Add to this equation one final limitation. Most tomato varieties rely on two pigments for their signature ruby-ripeness: carotene and lycopene. When exposed to temperatures above 85-degrees, these pigments stop synthesizing. Almost-ripe tomatoes entering a heat wave will hang on the vine with that I’m-nearly-there yellow-orange color, inspiring unrequited thoughts of caprese salads and gazpacho until the heat breaks.
With sufficient water and any but the most pitiful soils, tomatoes will whistle right along until the thermostat hits 85, at which point they’ll start putting the breaks on fruit production. At 95, they enter survival mode, a temperature at which I, too, have little else on my mind.

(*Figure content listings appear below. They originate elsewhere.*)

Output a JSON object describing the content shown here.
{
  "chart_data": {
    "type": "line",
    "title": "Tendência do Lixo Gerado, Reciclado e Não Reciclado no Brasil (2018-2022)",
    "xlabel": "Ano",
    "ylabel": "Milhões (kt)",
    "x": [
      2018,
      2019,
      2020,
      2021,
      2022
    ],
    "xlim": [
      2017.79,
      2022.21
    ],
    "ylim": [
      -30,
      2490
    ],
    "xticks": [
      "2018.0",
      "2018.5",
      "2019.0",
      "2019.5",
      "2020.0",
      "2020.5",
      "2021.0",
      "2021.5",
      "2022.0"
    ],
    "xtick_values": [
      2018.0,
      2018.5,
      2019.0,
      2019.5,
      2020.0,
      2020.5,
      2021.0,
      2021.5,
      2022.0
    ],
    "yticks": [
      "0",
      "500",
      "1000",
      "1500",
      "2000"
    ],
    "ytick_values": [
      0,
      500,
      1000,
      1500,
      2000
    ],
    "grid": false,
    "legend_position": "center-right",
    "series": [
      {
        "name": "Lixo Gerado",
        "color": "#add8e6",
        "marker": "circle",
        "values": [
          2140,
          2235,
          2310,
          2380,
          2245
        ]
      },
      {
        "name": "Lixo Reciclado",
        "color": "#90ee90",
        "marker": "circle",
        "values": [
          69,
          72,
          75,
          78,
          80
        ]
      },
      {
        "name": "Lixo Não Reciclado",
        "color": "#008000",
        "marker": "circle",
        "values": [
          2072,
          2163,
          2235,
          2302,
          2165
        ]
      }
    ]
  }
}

While gardeners have few tools at their disposal with which to convince tomatoes, and most other flowering and fruiting plants, to mature in the midst of a heat wave, they can prepare their plants to better cope with a week (or three) of heat, and recover more quickly once it’s over. Irrigation is key; water deeply before a heat wave, and use drip irrigation when possible to ensure the water is going straight to the root zone, where your plants need it most. A thick bed of mulch helps to moderate soil temperature and protect it from drying sunshine and winds. Resist fertilizing before or during a heatwave, which will promote tender new growth that is completely unprepared to withstand the harsh conditions.
And finally, summer is not a good time to prune. A healthy head of foliage helps a plant provide its own shade as well as photosynthesizing replacements if and when cell death does occur on the front lines. If you feel the compulsion to remove something, take a load off your tomato plants and cull a few green fruits. Those left behind will ripen that much faster.